🤖 AI Summary
This work addresses the challenge of zero-shot visual semantic decoding from electroencephalography (EEG) signals, which are inherently low signal-to-noise ratio, non-stationary, and spatially limited. The authors propose a unified multi-view EEG representation learning framework that jointly models temporal dynamics, adaptive spectral decomposition, and structured inter-electrode interactions for the first time. By integrating a conditional state-space model, learnable wavelet transforms, an attention-based graph neural network, and contrastive learning with EEG-specific regularization, the framework aligns multi-view EEG embeddings with pretrained visual representations in a shared semantic space. The study introduces a novel cross-session EEG-to-image decoding evaluation paradigm and achieves state-of-the-art performance on the THINGS-EEG benchmark, with within-subject (Top-1/5: 54.8%/85.6%), cross-subject (15.3%/45.4%), and cross-session (40.8%/78.0%) accuracies, substantially advancing semantic alignment and generalization capabilities.
📝 Abstract
Zero-shot visual decoding from electroencephalography (EEG) aims to infer visual semantics from non-invasive neural recordings, but remains challenging due to the low signal-to-noise ratio, non-stationarity, and limited spatial resolution of EEG. Existing EEG-vision alignment methods often rely on holistic EEG embeddings, which can obscure the complementary temporal, spectral, and spatial structure underlying visual perception.
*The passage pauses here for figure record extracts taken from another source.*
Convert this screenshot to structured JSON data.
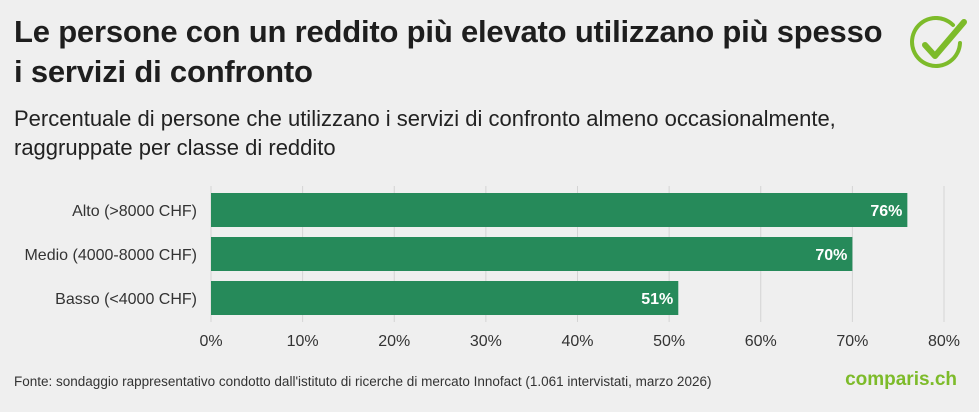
{
  "header": {
    "title": "Le persone con un reddito più elevato utilizzano più spesso i servizi di confronto",
    "subtitle": "Percentuale di persone che utilizzano i servizi di confronto almeno occasionalmente, raggruppate per classe di reddito"
  },
  "footer": {
    "source": "Fonte: sondaggio rappresentativo condotto dall'istituto di ricerche di mercato Innofact (1.061 intervistati, marzo 2026)",
    "brand": "comparis.ch"
  },
  "colors": {
    "bar": "#268a5a",
    "brand": "#7dbb2a"
  },
  "icons": {
    "logo": "checkmark-circle-icon"
  },
  "chart_data": {
    "type": "bar",
    "orientation": "horizontal",
    "categories": [
      "Alto (>8000 CHF)",
      "Medio (4000-8000 CHF)",
      "Basso (<4000 CHF)"
    ],
    "values": [
      76,
      70,
      51
    ],
    "data_labels": [
      "76%",
      "70%",
      "51%"
    ],
    "xlim": [
      0,
      80
    ],
    "xticks": [
      "0%",
      "10%",
      "20%",
      "30%",
      "40%",
      "50%",
      "60%",
      "70%",
      "80%"
    ],
    "grid": true
  }
}
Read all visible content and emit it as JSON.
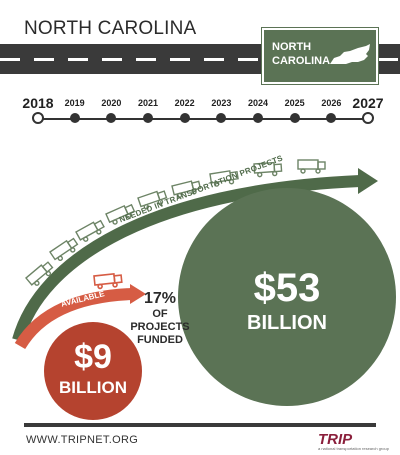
{
  "header": {
    "state_title": "NORTH CAROLINA",
    "badge_line1": "NORTH",
    "badge_line2": "CAROLINA"
  },
  "timeline": {
    "years": [
      "2018",
      "2019",
      "2020",
      "2021",
      "2022",
      "2023",
      "2024",
      "2025",
      "2026",
      "2027"
    ]
  },
  "labels": {
    "needed": "NEEDED IN TRANSPORTATION PROJECTS",
    "available": "AVAILABLE"
  },
  "needed": {
    "amount": "$53",
    "unit": "BILLION"
  },
  "available": {
    "amount": "$9",
    "unit": "BILLION"
  },
  "funded": {
    "percent": "17%",
    "line1": "OF",
    "line2": "PROJECTS",
    "line3": "FUNDED"
  },
  "footer": {
    "website": "WWW.TRIPNET.ORG",
    "logo": "TRIP",
    "logo_sub": "a national transportation research group"
  },
  "colors": {
    "green": "#5b7355",
    "red": "#b5432f",
    "dark": "#3a3a3a"
  }
}
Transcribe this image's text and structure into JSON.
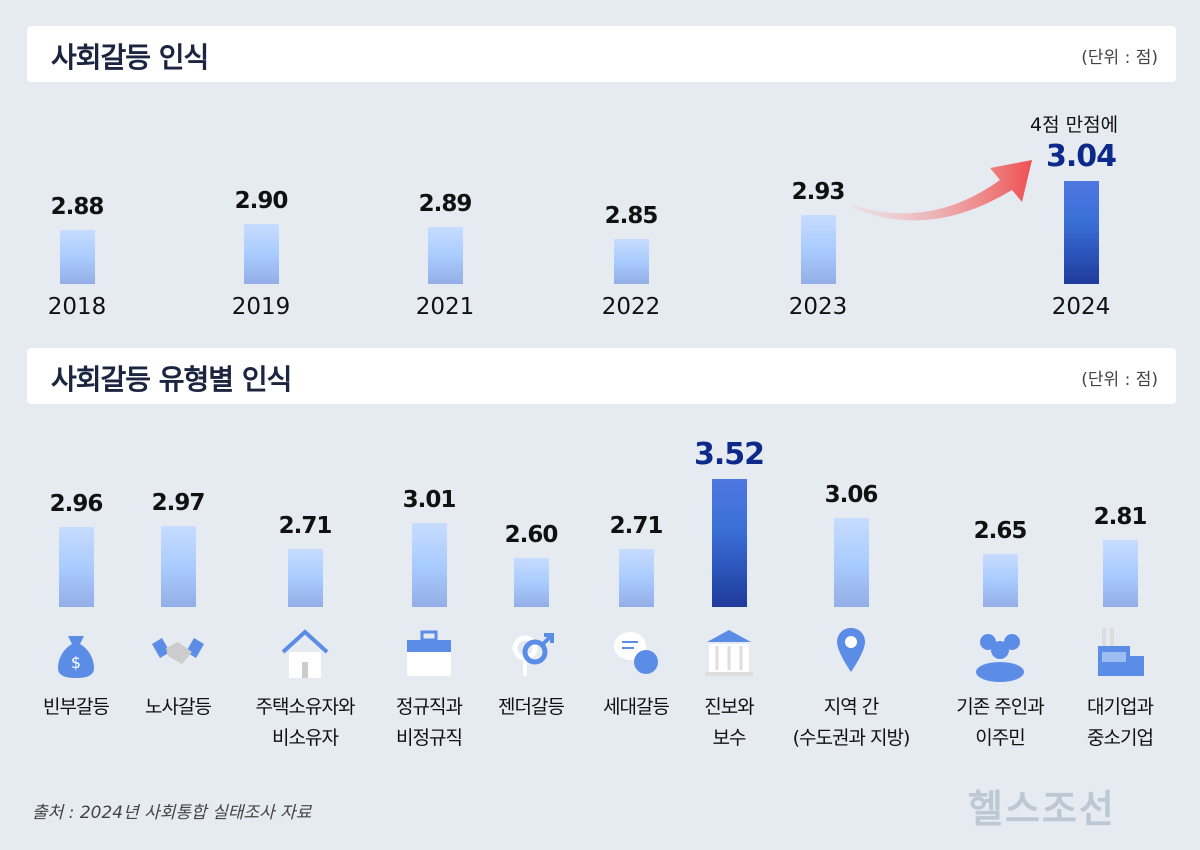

We introduce a unified multiview EEG representation learning framework for aligning brain responses with visual semantic embeddings. Our method builds an EEG encoder that jointly models three complementary views: input-conditioned state-space temporal dynamics, learnable wavelet-based spectral decomposition for sample-adaptive frequency modeling, and attention-modulated graph learning for structured electrode interactions. The resulting multiview EEG embeddings are fused and aligned with pretrained visual representations in a shared semantic space using contrastive learning with EEG-specific regularization, enabling 200-way zero-shot visual classification. Experiments on THINGS-EEG benchmark show that our method achieves state-of-the-art performance, with 54.8% Top-1 and 85.6% Top-5 accuracy in the within-subject setting and 15.3% Top-1 and 45.4% Top-5 accuracy in the cross-subject setting. We further present the first systematic cross-session EEG-image decoding evaluation, achieving 40.8% Top-1 and 78.0% Top-5 accuracy. These results suggest that explicitly modeling multiview neural structure improves both semantic alignment and generalization in EEG-based visual decoding.